Mit Urteil des Zweiten Senats vom 26. Februar 2020 erklärte das BVerfG das Verbot geschäftsmäßiger Förderung der Selbsttötung (§ 217 StGB) für verfassungswidrig, weil es die Möglichkeiten einer assistierten Selbsttötung faktisch weitgehend entleert. Das allgemeine Persönlichkeitsrecht (Art. 2 Abs. 1 i. V. m. Art. 1 Abs. 1 GG) umfasst als Ausdruck der persönlichen Autonomie nach Auffassung des BVerfG das Recht auf selbstbestimmtes Sterben.

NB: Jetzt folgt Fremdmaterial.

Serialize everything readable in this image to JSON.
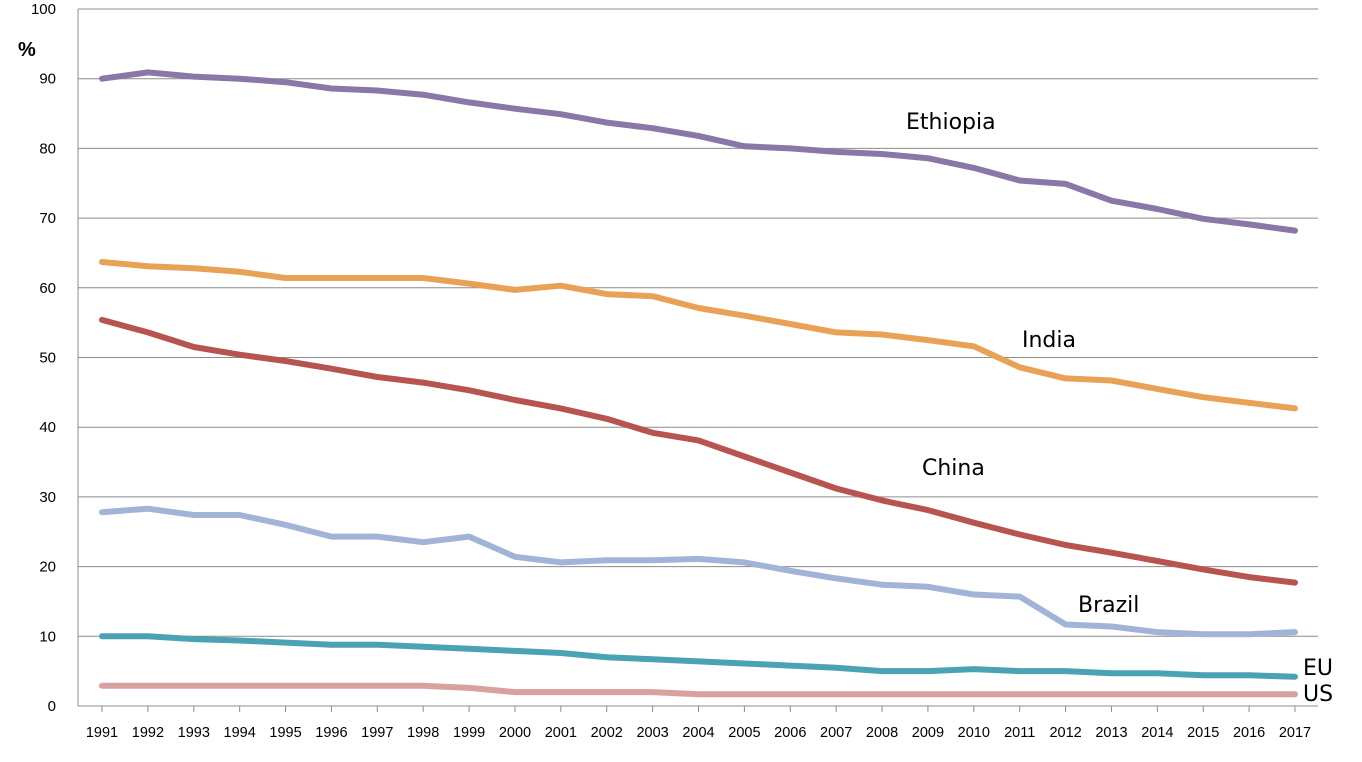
{
  "chart_data": {
    "type": "line",
    "title": "",
    "xlabel": "",
    "ylabel": "%",
    "ylim": [
      0,
      100
    ],
    "yticks": [
      0,
      10,
      20,
      30,
      40,
      50,
      60,
      70,
      80,
      90,
      100
    ],
    "grid": true,
    "legend": "none (series labelled directly on the plot)",
    "x": [
      "1991",
      "1992",
      "1993",
      "1994",
      "1995",
      "1996",
      "1997",
      "1998",
      "1999",
      "2000",
      "2001",
      "2002",
      "2003",
      "2004",
      "2005",
      "2006",
      "2007",
      "2008",
      "2009",
      "2010",
      "2011",
      "2012",
      "2013",
      "2014",
      "2015",
      "2016",
      "2017"
    ],
    "series": [
      {
        "name": "Ethiopia",
        "color": "#8a76a7",
        "values": [
          90.0,
          90.9,
          90.3,
          90.0,
          89.5,
          88.6,
          88.3,
          87.7,
          86.6,
          85.7,
          84.9,
          83.7,
          82.9,
          81.8,
          80.3,
          80.0,
          79.5,
          79.2,
          78.6,
          77.2,
          75.4,
          74.9,
          72.5,
          71.3,
          69.9,
          69.1,
          68.2
        ]
      },
      {
        "name": "India",
        "color": "#e8a155",
        "values": [
          63.7,
          63.1,
          62.8,
          62.3,
          61.4,
          61.4,
          61.4,
          61.4,
          60.6,
          59.7,
          60.3,
          59.1,
          58.8,
          57.1,
          56.0,
          54.8,
          53.6,
          53.3,
          52.5,
          51.6,
          48.6,
          47.0,
          46.7,
          45.5,
          44.3,
          43.5,
          42.7
        ]
      },
      {
        "name": "China",
        "color": "#b85450",
        "values": [
          55.4,
          53.6,
          51.5,
          50.4,
          49.5,
          48.4,
          47.2,
          46.4,
          45.3,
          43.9,
          42.7,
          41.2,
          39.2,
          38.1,
          35.8,
          33.5,
          31.2,
          29.5,
          28.1,
          26.3,
          24.6,
          23.1,
          22.0,
          20.8,
          19.6,
          18.5,
          17.7
        ]
      },
      {
        "name": "Brazil",
        "color": "#a1b4d8",
        "values": [
          27.8,
          28.3,
          27.4,
          27.4,
          26.0,
          24.3,
          24.3,
          23.5,
          24.3,
          21.4,
          20.6,
          20.9,
          20.9,
          21.1,
          20.6,
          19.4,
          18.3,
          17.4,
          17.1,
          16.0,
          15.7,
          11.7,
          11.4,
          10.6,
          10.3,
          10.3,
          10.6
        ]
      },
      {
        "name": "EU",
        "color": "#4aa3b2",
        "values": [
          10.0,
          10.0,
          9.6,
          9.4,
          9.1,
          8.8,
          8.8,
          8.5,
          8.2,
          7.9,
          7.6,
          7.0,
          6.7,
          6.4,
          6.1,
          5.8,
          5.5,
          5.0,
          5.0,
          5.3,
          5.0,
          5.0,
          4.7,
          4.7,
          4.4,
          4.4,
          4.2
        ]
      },
      {
        "name": "US",
        "color": "#d9a0a0",
        "values": [
          2.9,
          2.9,
          2.9,
          2.9,
          2.9,
          2.9,
          2.9,
          2.9,
          2.6,
          2.0,
          2.0,
          2.0,
          2.0,
          1.7,
          1.7,
          1.7,
          1.7,
          1.7,
          1.7,
          1.7,
          1.7,
          1.7,
          1.7,
          1.7,
          1.7,
          1.7,
          1.7
        ]
      }
    ]
  }
}
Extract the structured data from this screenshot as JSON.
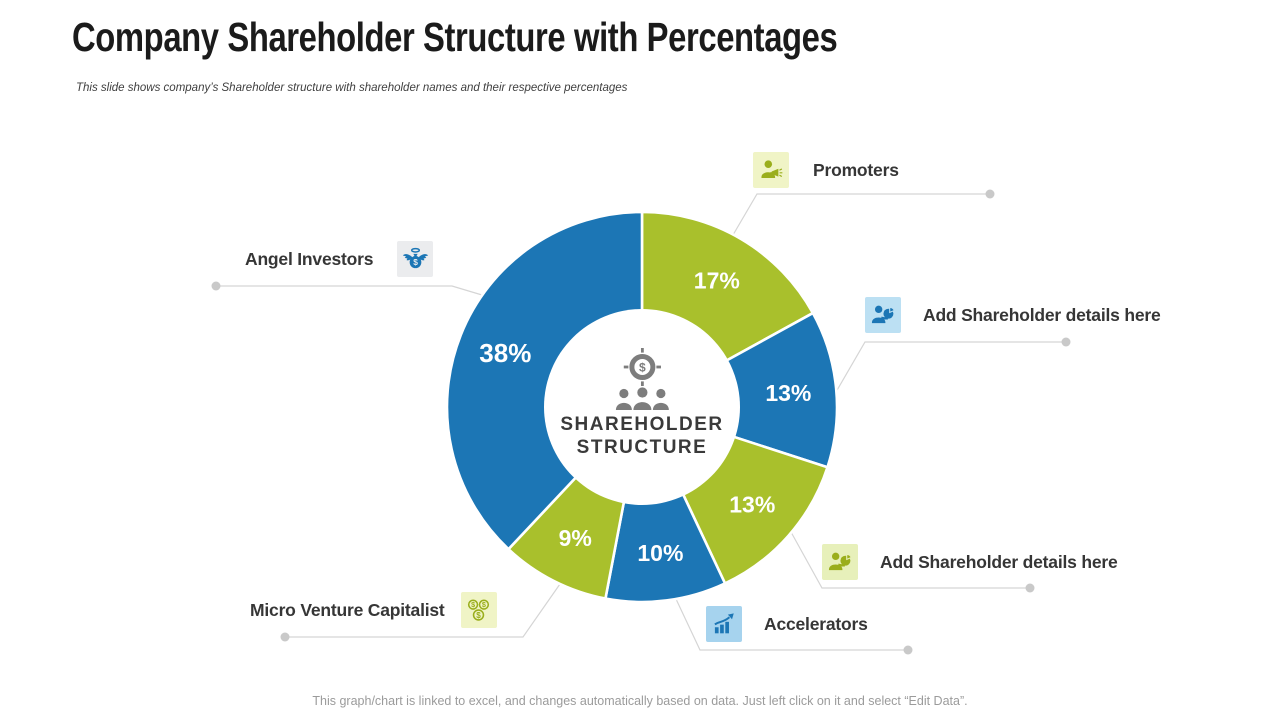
{
  "slide": {
    "title": "Company Shareholder Structure with Percentages",
    "subtitle": "This slide shows company’s Shareholder structure with shareholder names and their respective percentages",
    "footer": "This graph/chart is linked to excel, and changes automatically based on data. Just left click on it and select “Edit Data”."
  },
  "colors": {
    "slice_blue": "#1C76B5",
    "slice_green": "#A9C02C",
    "percent_label": "#FFFFFF",
    "leader_line": "#D5D5D5",
    "connector_dot": "#C9C9C9",
    "center_icon_gray": "#7D7D7D",
    "donut_hole": "#FFFFFF",
    "label_text": "#363636"
  },
  "chart_data": {
    "type": "pie",
    "subtype": "donut",
    "start_angle_deg": 0,
    "direction": "clockwise",
    "legend_position": "callouts",
    "center_label_line1": "SHAREHOLDER",
    "center_label_line2": "STRUCTURE",
    "center_icon": "target-dollar-people-icon",
    "segments": [
      {
        "label": "Promoters",
        "value": 17,
        "color": "#A9C02C"
      },
      {
        "label": "Add Shareholder details here",
        "value": 13,
        "color": "#1C76B5"
      },
      {
        "label": "Add Shareholder details here 2",
        "value": 13,
        "color": "#A9C02C"
      },
      {
        "label": "Accelerators",
        "value": 10,
        "color": "#1C76B5"
      },
      {
        "label": "Micro Venture Capitalist",
        "value": 9,
        "color": "#A9C02C"
      },
      {
        "label": "Angel Investors",
        "value": 38,
        "color": "#1C76B5"
      }
    ]
  },
  "callouts": [
    {
      "text": "Promoters",
      "icon": "person-megaphone-icon",
      "icon_bg": "#F0F4C6",
      "icon_color": "#9AAE1C"
    },
    {
      "text": "Add Shareholder details here",
      "icon": "person-piechart-icon",
      "icon_bg": "#BCE0F3",
      "icon_color": "#1C76B5"
    },
    {
      "text": "Add Shareholder details here",
      "icon": "person-piechart-icon",
      "icon_bg": "#E7F0BA",
      "icon_color": "#9AAE1C"
    },
    {
      "text": "Accelerators",
      "icon": "bar-chart-arrow-icon",
      "icon_bg": "#A6D3EE",
      "icon_color": "#1C76B5"
    },
    {
      "text": "Micro Venture Capitalist",
      "icon": "coins-icon",
      "icon_bg": "#F0F4C6",
      "icon_color": "#9AAE1C"
    },
    {
      "text": "Angel Investors",
      "icon": "winged-money-bag-icon",
      "icon_bg": "#EBECEE",
      "icon_color": "#1C76B5"
    }
  ]
}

Dieses Recht umfasse ferner die Freiheit hierfür auf die freiwillige Hilfe Dritter zurückzugreifen. Aus der Nichtigkeit des § 127 StGB folgt nicht, dass dem Gesetzgeber die Regulierung der Selbstmordhilfe verfassungsrechtlich untersagt ist. Er muss jedoch sicherstellen, dass das Recht des Einzelnen, sein Leben eigenverantwortlich zu beenden ausreichend Raum für Entwicklung und Umsetzung hat.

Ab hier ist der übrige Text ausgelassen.